ORA-55378 left a great answer to my question:
Does a high number of SDE_state_lineages slow performance?
But, I realized I don't really understand what lineage length means and how it affects performance? Using the example on this ESRI technical article:
VERSION NAME LINEAGE LENGTH
------------------------- --------------
TOM.WORKORDER_I0C6531 21
TOM.EDITOR_TB 25
ERIK.WORKORDER_I910313 78
BRENT.DESIGN_F831 92
BRENT.DESIGN_F831_ALT_1 94
BRENT.DESIGN_F831_ALT_2 95
SDE.MAPPING_DEFAULT 138
SDE.LANDBASE 169
SDE.DEFAULT 249
ERIK.EDITOR_EH 275
STEVE.EDITOR_SM 289
What do these lineage lengths actually mean? What is the significance of a length of 289?
Answer
A lineage length of 289 indicates 289 states participate in that lineage. If this is after a compress operation, this indicates there are 289 states that cannot be compressed together to collapse that lineage without affecting the versioned table structure.
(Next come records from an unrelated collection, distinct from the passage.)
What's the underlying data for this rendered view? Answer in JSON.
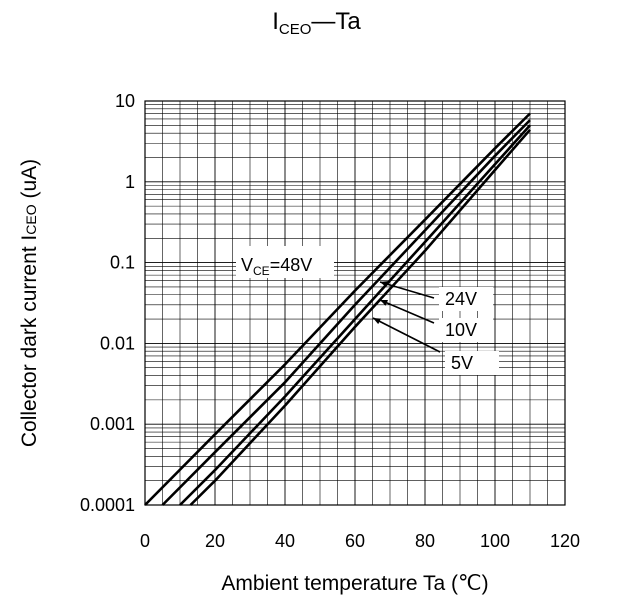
{
  "title": {
    "main": "I",
    "sub": "CEO",
    "rest": "—Ta"
  },
  "chart_data": {
    "type": "line",
    "xlabel": "Ambient temperature  Ta (℃)",
    "ylabel_prefix": "Collector dark current  I",
    "ylabel_sub": "CEO",
    "ylabel_suffix": " (uA)",
    "xlim": [
      0,
      120
    ],
    "ylim": [
      0.0001,
      10
    ],
    "yscale": "log",
    "grid": true,
    "x_ticks": [
      "0",
      "20",
      "40",
      "60",
      "80",
      "100",
      "120"
    ],
    "x_tick_values": [
      0,
      20,
      40,
      60,
      80,
      100,
      120
    ],
    "y_ticks": [
      "0.0001",
      "0.001",
      "0.01",
      "0.1",
      "1",
      "10"
    ],
    "y_tick_values": [
      0.0001,
      0.001,
      0.01,
      0.1,
      1,
      10
    ],
    "series": [
      {
        "name": "V_CE=48V",
        "x": [
          0,
          20,
          40,
          60,
          80,
          100,
          110
        ],
        "y": [
          0.0001,
          0.00075,
          0.0055,
          0.045,
          0.34,
          2.6,
          7.0
        ]
      },
      {
        "name": "24V",
        "x": [
          5,
          20,
          40,
          60,
          80,
          100,
          110
        ],
        "y": [
          0.0001,
          0.00045,
          0.0033,
          0.03,
          0.25,
          2.1,
          5.8
        ]
      },
      {
        "name": "10V",
        "x": [
          10,
          20,
          40,
          60,
          80,
          100,
          110
        ],
        "y": [
          0.0001,
          0.00027,
          0.0022,
          0.02,
          0.18,
          1.65,
          5.0
        ]
      },
      {
        "name": "5V",
        "x": [
          13,
          20,
          40,
          60,
          80,
          100,
          110
        ],
        "y": [
          0.0001,
          0.0002,
          0.0017,
          0.016,
          0.14,
          1.4,
          4.4
        ]
      }
    ],
    "annotations": {
      "vce_label_prefix": "V",
      "vce_label_sub": "CE",
      "vce_label_suffix": "=48V",
      "labels": [
        "24V",
        "10V",
        "5V"
      ]
    }
  }
}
A likely cause of this is that there are versions that directly reference those states. You can see what state a version currently points to in the sde_versions table.
Edit: If there are active connections, including published map/feature services, there may also be state locks that prevent the compress operation from shrinking the lineage.